Um caminho para uma Páscoa do equilíbrio da natureza e da pessoa

Por estes dias quaresmais são-nos frequentemente lembradas mensagens  em tons  diversos, para a vivência deste tempo, tanto  do Papa Francisco como de outras fontes marcadas pelo mesmo espírito.

Por M. Correia Fernandes

Todos temos conhecimento, tanto os responsáveis (como o Papa, os Bispos e os membros mais empenhados das comunidades cristãs), e é bom que os cristãos tenham também disso uma consciência sempre atualizada, e a transmitam aos outros, que a Quaresma só se entende como caminho da Páscoa. Os quarenta dias, sugeridos pelos quarenta anos do Êxodo e sobretudo pelos quarenta dias da oração de Jesus no deserto, para onde se retirou após o seu Batismo no Jordão, devem tornar-se um tempo de meditação e de preparação para a celebração dos mistérios pascais, o centro de toda a vida litúrgica da Igreja que deve significar o centro de toda a vivência dos cristãos.

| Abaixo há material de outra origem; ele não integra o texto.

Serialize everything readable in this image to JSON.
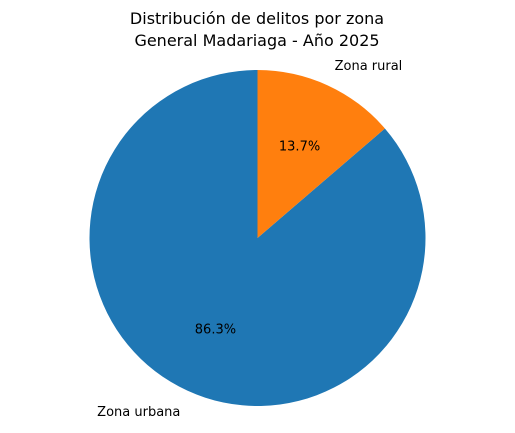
{
  "chart_data": {
    "type": "pie",
    "title": [
      "Distribución de delitos por zona",
      "General Madariaga - Año 2025"
    ],
    "categories": [
      "Zona urbana",
      "Zona rural"
    ],
    "values": [
      86.3,
      13.7
    ],
    "value_labels": [
      "86.3%",
      "13.7%"
    ],
    "colors": [
      "#1f77b4",
      "#ff7f0e"
    ],
    "start_angle_deg": 90,
    "direction": "counterclockwise"
  }
}
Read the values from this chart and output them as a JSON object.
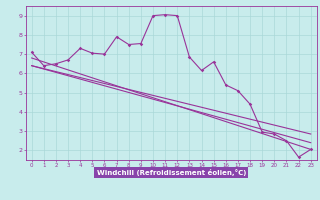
{
  "bg_color": "#c8ecec",
  "plot_bg_color": "#c8ecec",
  "line_color": "#993399",
  "grid_color": "#aad8d8",
  "xlabel": "Windchill (Refroidissement éolien,°C)",
  "xlabel_bg": "#8844aa",
  "xlabel_fg": "#ffffff",
  "ylim": [
    1.5,
    9.5
  ],
  "xlim": [
    -0.5,
    23.5
  ],
  "yticks": [
    2,
    3,
    4,
    5,
    6,
    7,
    8,
    9
  ],
  "xticks": [
    0,
    1,
    2,
    3,
    4,
    5,
    6,
    7,
    8,
    9,
    10,
    11,
    12,
    13,
    14,
    15,
    16,
    17,
    18,
    19,
    20,
    21,
    22,
    23
  ],
  "main_line_x": [
    0,
    1,
    2,
    3,
    4,
    5,
    6,
    7,
    8,
    9,
    10,
    11,
    12,
    13,
    14,
    15,
    16,
    17,
    18,
    19,
    20,
    21,
    22,
    23
  ],
  "main_line_y": [
    7.1,
    6.4,
    6.5,
    6.7,
    7.3,
    7.05,
    7.0,
    7.9,
    7.5,
    7.55,
    9.0,
    9.05,
    9.0,
    6.85,
    6.15,
    6.6,
    5.4,
    5.1,
    4.4,
    2.95,
    2.85,
    2.5,
    1.65,
    2.05
  ],
  "line2_x": [
    0,
    23
  ],
  "line2_y": [
    6.8,
    2.05
  ],
  "line3_x": [
    0,
    23
  ],
  "line3_y": [
    6.4,
    2.4
  ],
  "line4_x": [
    0,
    23
  ],
  "line4_y": [
    6.4,
    2.85
  ]
}
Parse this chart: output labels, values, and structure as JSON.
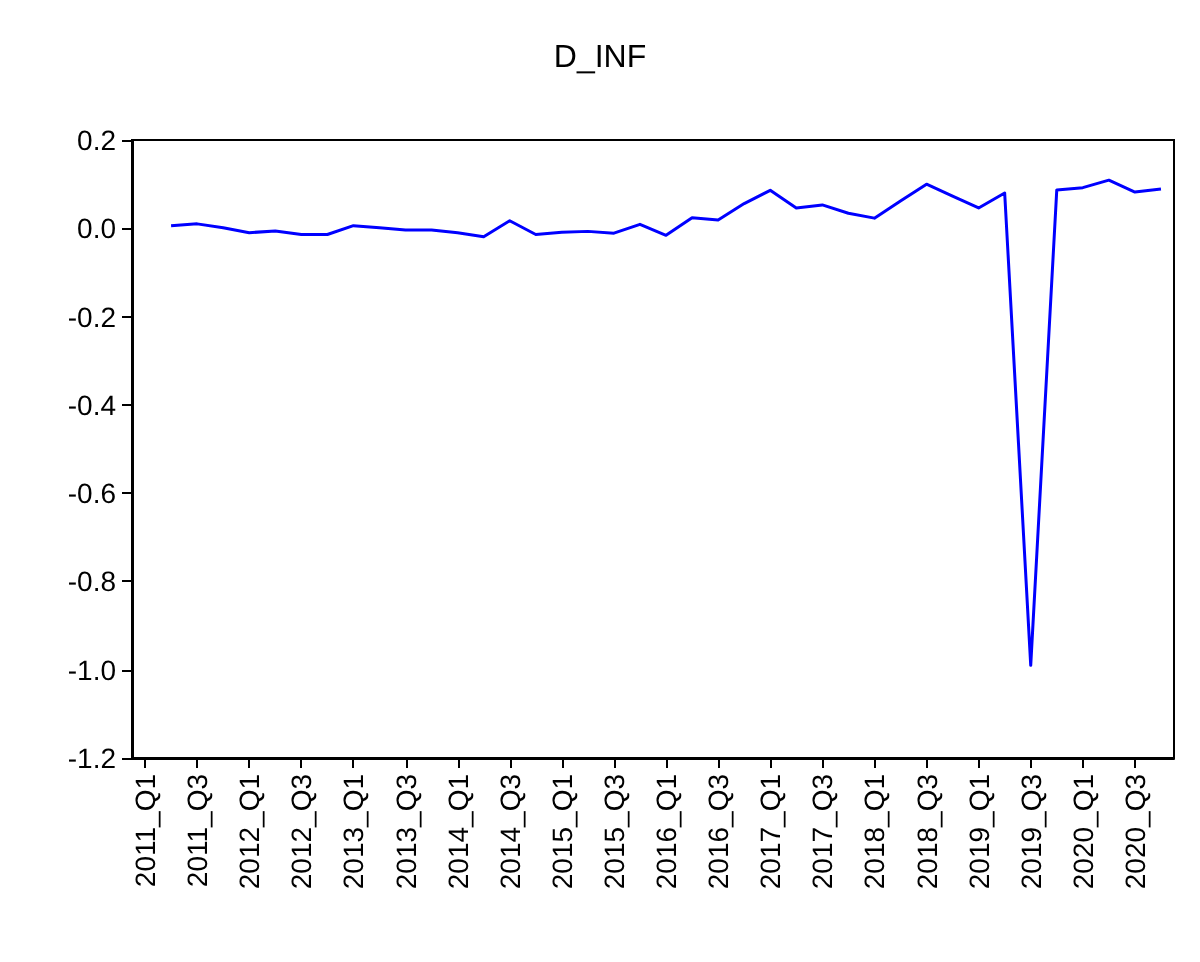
{
  "chart_data": {
    "type": "line",
    "title": "D_INF",
    "categories": [
      "2011_Q1",
      null,
      "2011_Q3",
      null,
      "2012_Q1",
      null,
      "2012_Q3",
      null,
      "2013_Q1",
      null,
      "2013_Q3",
      null,
      "2014_Q1",
      null,
      "2014_Q3",
      null,
      "2015_Q1",
      null,
      "2015_Q3",
      null,
      "2016_Q1",
      null,
      "2016_Q3",
      null,
      "2017_Q1",
      null,
      "2017_Q3",
      null,
      "2018_Q1",
      null,
      "2018_Q3",
      null,
      "2019_Q1",
      null,
      "2019_Q3",
      null,
      "2020_Q1",
      null,
      "2020_Q3",
      null
    ],
    "series": [
      {
        "color": "#0000ff",
        "values": [
          null,
          0.006,
          0.01,
          0.001,
          -0.01,
          -0.006,
          -0.014,
          -0.014,
          0.006,
          0.001,
          -0.004,
          -0.004,
          -0.01,
          -0.019,
          0.017,
          -0.014,
          -0.009,
          -0.007,
          -0.011,
          0.009,
          -0.016,
          0.024,
          0.019,
          0.056,
          0.086,
          0.046,
          0.053,
          0.034,
          0.023,
          0.062,
          0.1,
          0.073,
          0.046,
          0.08,
          -0.99,
          0.087,
          0.092,
          0.109,
          0.082,
          0.089
        ]
      }
    ],
    "ylim": [
      -1.2,
      0.2
    ],
    "yticks": [
      {
        "value": -1.2,
        "label": "-1.2"
      },
      {
        "value": -1.0,
        "label": "-1.0"
      },
      {
        "value": -0.8,
        "label": "-0.8"
      },
      {
        "value": -0.6,
        "label": "-0.6"
      },
      {
        "value": -0.4,
        "label": "-0.4"
      },
      {
        "value": -0.2,
        "label": "-0.2"
      },
      {
        "value": 0,
        "label": "0.0"
      },
      0.2
    ],
    "grid": false,
    "marker": "none",
    "line_style": "solid"
  }
}
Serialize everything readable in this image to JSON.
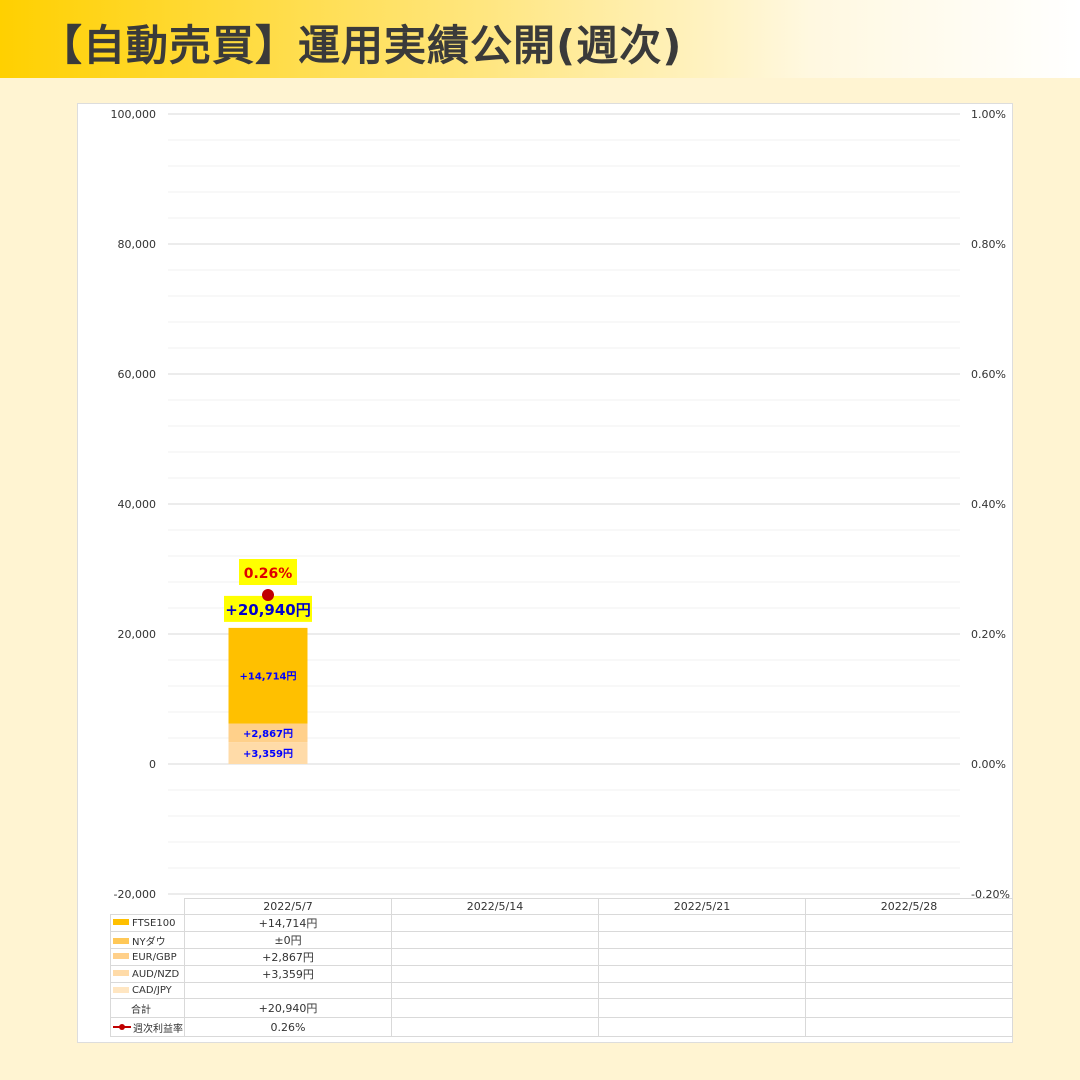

A Quarema-Páscoa entende-se assim como  um tempo liturgicamente central, como central deve ser nos contextos da  vida humana. As propostas bíblicas de reconciliação, de conversão, de vivência interior, de busca de equilíbrio pessoal, de tranquilidade de espírito, de paz íntima e vivenciada, e de uma alegria feliz, são este ano de novo proclamadas e completadas pelas palavras do Papa Francisco.

A sua mensagem para a Quaresma de 2019 trouxe duas novidades até aqui não especialmente referenciadas nas mensagens papais: uma, a dimensão ecológica, a força e a dinâmica da lei de Deus gravada no coração do homem e na natureza, cuja consciência “beneficia também a criação”, cooperando para o seu equilíbrio; outra, a de que a conversão não é apenas pessoal, mas igualmente social e cultural.

Em sentido inverso, acentua o Papa que a presença do pecado no mundo constitui uma “força negativa” que ameaça a harmonia gerada pela redenção. A esta dimensão contrapõe “a força sanadora do arrependimento e do perdão”. Neste sentido toda a criação é chamada a sair “da escravidão da corrupção, para alcançar a liberdade na glória dos filhos de Deus”, como afirma S. Paulo.

Esta é uma visão atualizada do sentido da conversão: não é apenas uma atitude individual, do foro íntimo de cada um, como por vezes se ouve afirmar acerca da religião e para onde se pretende limitar o seu sentido. Toda a conversão pessoal é uma força social e uma atitude cultural. Uma humanidade marcada pela espírito de reconciliação será levada a abandonar “o egoísmo, o olhar fixo em nós mesmos”, e voltar-se para a Páscoa de Jesus, como primícias de uma sociedade nova, marcada pelo sentido da justiça, da equidade, da entreajuda, da colaboração entre os diversos sectores sociais. É esta cultura social que importa valorizar, a ela se deve o entendermos que a Quaresma não é apenas um conjunto de momentos religiosos, mas uma dinâmica transformadora da sociedade.

É também neste sentido que a Comissão Nacional Justiça e Paz propõe à sociedade um conjunto de princípios que devem orientar socialmente  a vivência deste tempo, assim enumerados: o relacionamento equitativo entre o individual e o coletivo; um relacionamento equilibrado entre os direitos e as responsabilidades; a busca da frugalidade em contraposição com a ânsia do consumismo; a criação de novas “cadeias de solidariedade”; o considerar e transformar a política em serviço ao bem público. Esta é uma boa meditação para os agentes políticos e partidários, que poderiam neste tempo substituir a agressividade pelo entendimento e colaboração na procura de novas soluções.

Curiosamente, esta proposta de justiça e paz, nas suas implicações sociais e comportamentais, termina com o apelo à oração, “olhando o horizonte amplo das nossas vidas”. Fazer oração é também uma atitude social e civilizacional.